Agaricus bisporus — a delicious edible mushroom, used like other varieties of mushrooms. Grows: in August-October on open areas and cultivated soil, in gardens, vegetable plots, greenhouses and ditches, on pastures, rarely in forests, on soil where there is hardly any or no grass, not often. Cap: 3-8 cm in diameter, round, edges curled downward. Cap surface smooth, usually glossy in the center, covered with scales and flakes.
Three color forms are distinguished: besides brown, artificially bred white and cream-colored varieties exist. Gills: frequent, free, initially pinkish-gray, then dark brown, dark brownish. Stem: thick, 3-10 cm long and 2-4 cm in diameter, cylindrical, smooth, uniform in color with the cap. Ring — simple, narrow, white. Flesh: thick, dense, fleshy, white or slightly yellowish, slightly pinkish when cut, with pleasant mushroom aroma.
Agaricus bisporus, also known as cultivated mushroom, or Parisian mushroom. Simply, mushroom. The Latin name of the mushroom is read as: Agaricus bisporus. It does not grow in forests, meadows, or wastelands — only in outbuildings near stables. Scientists discovered it only in the second half of the last century, although by then it had been growing on beds for three hundred years.
Among the sixty or so other mushroom species, it is like Cinderella before the good fairy appears, yet on the bed — like Cinderella at the ball. No one deliberately chose Agaricus bisporus for cultivation — it happened naturally. This species grows on manure, does not form symbiosis with higher plants (unlike, for example, the white mushroom, which cannot live alone), fruits at room temperature. Cap of fruiting body white, rarely straw-colored, sometimes grayish-brown in domestic strains. Cap surface smooth, occasionally with barely noticeable scales. Cap diameter 30–120 mm.

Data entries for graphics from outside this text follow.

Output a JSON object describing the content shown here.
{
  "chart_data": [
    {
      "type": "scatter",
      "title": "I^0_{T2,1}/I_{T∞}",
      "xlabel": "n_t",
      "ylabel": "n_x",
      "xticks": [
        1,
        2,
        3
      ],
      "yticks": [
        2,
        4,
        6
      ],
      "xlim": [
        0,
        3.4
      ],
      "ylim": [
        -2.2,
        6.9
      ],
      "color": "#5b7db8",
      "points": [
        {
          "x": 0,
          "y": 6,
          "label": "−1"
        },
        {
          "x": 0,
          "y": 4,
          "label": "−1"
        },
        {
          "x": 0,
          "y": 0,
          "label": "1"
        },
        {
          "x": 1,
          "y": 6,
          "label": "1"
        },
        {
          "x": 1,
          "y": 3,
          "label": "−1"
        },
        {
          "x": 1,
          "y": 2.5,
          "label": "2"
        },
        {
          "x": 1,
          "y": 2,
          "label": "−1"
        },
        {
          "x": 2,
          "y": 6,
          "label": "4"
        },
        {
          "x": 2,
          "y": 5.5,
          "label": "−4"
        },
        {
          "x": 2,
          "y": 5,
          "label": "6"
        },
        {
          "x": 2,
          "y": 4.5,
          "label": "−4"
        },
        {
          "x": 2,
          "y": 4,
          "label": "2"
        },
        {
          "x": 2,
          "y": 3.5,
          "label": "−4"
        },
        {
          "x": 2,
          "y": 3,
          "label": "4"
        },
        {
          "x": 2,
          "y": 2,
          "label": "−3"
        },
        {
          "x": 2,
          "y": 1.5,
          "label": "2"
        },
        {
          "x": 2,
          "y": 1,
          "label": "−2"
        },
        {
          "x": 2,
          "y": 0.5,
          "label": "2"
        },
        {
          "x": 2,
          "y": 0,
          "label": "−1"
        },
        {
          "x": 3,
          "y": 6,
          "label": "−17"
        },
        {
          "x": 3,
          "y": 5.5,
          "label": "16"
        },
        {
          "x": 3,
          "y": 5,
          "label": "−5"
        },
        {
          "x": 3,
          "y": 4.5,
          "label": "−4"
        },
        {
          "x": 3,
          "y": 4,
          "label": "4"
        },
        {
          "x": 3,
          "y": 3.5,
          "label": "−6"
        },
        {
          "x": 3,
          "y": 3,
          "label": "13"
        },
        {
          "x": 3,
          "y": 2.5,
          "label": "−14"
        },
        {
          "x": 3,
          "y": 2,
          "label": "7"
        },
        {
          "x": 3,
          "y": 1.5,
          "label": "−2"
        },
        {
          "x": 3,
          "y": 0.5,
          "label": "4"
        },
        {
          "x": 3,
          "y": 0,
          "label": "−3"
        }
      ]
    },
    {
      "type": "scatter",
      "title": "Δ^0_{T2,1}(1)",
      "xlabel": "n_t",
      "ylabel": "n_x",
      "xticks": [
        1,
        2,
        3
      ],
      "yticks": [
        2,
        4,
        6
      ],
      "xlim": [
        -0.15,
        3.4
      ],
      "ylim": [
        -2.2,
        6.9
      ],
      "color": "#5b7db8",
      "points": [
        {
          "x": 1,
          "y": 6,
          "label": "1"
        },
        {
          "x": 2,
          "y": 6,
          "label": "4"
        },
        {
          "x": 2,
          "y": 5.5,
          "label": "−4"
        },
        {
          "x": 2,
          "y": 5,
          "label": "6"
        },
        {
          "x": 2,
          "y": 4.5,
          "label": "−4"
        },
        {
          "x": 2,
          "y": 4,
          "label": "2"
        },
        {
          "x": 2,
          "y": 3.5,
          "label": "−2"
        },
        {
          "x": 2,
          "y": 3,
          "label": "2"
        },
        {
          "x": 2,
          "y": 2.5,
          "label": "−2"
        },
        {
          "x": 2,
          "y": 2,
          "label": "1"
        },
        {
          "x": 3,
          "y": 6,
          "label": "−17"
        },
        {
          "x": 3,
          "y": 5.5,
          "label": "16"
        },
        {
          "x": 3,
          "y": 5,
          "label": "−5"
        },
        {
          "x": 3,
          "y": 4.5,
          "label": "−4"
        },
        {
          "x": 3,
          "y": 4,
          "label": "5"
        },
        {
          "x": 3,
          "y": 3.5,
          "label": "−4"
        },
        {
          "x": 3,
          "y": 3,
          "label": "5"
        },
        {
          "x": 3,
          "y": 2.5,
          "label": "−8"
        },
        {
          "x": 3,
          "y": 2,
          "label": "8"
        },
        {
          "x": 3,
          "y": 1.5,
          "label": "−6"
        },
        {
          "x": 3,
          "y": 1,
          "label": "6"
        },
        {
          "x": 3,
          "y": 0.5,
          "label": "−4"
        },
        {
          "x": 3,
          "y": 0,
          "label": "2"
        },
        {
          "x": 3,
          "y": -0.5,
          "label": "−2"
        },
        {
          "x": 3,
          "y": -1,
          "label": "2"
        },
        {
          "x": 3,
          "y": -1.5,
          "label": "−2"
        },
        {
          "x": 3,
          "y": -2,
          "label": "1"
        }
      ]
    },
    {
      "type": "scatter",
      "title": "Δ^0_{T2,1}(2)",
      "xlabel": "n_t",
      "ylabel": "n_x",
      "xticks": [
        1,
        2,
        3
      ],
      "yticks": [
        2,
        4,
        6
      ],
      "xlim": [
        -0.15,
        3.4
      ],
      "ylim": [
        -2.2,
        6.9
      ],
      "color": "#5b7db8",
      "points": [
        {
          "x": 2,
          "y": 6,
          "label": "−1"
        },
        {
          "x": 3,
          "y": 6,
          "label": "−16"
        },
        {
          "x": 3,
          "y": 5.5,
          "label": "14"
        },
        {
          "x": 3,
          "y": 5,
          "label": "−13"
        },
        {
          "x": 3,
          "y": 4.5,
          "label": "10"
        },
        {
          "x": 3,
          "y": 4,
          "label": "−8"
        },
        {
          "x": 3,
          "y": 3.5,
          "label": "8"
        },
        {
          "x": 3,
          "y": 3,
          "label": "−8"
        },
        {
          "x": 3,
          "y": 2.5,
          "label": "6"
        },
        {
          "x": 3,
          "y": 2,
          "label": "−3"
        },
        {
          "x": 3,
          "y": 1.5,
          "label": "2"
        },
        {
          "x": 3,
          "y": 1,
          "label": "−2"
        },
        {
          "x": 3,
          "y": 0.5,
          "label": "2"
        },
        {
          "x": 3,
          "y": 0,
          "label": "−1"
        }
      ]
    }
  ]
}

Gills are frequent, grayish in youth, then pinkish, and dark brown to nearly black in older fruiting bodies. Stem white, occasionally slightly brownish, with a ring near the top, slightly swollen at the base, 30-120 x 10-18 mm. Flesh white, turning pinkish over time. Often people debate whether it's better to collect mushrooms in the forest or cultivate them? Is it necessary to build mushroom houses, breed high-yield strains, deal with compost preparation, etc., if mushrooms grow well on their own? After all, people have collected mushrooms for ages.
In fact, collecting mushrooms seems simpler and more profitable at first glance. First, the most valuable species are already listed in the 'Red Book' or are on their way there. Second, collected mushrooms are always lower in quality. Third, their cost is noticeably higher. Labor of the collector is one of the largest expenses even in industrial mushroom farming. Try organizing the collection of two or three tons of young, cap-closed, first-grade mushrooms, and deliver them to the city — you'll get truly golden mushrooms. Moreover, eating cultivated mushrooms is safer — there's no chance of encountering a poisonous one.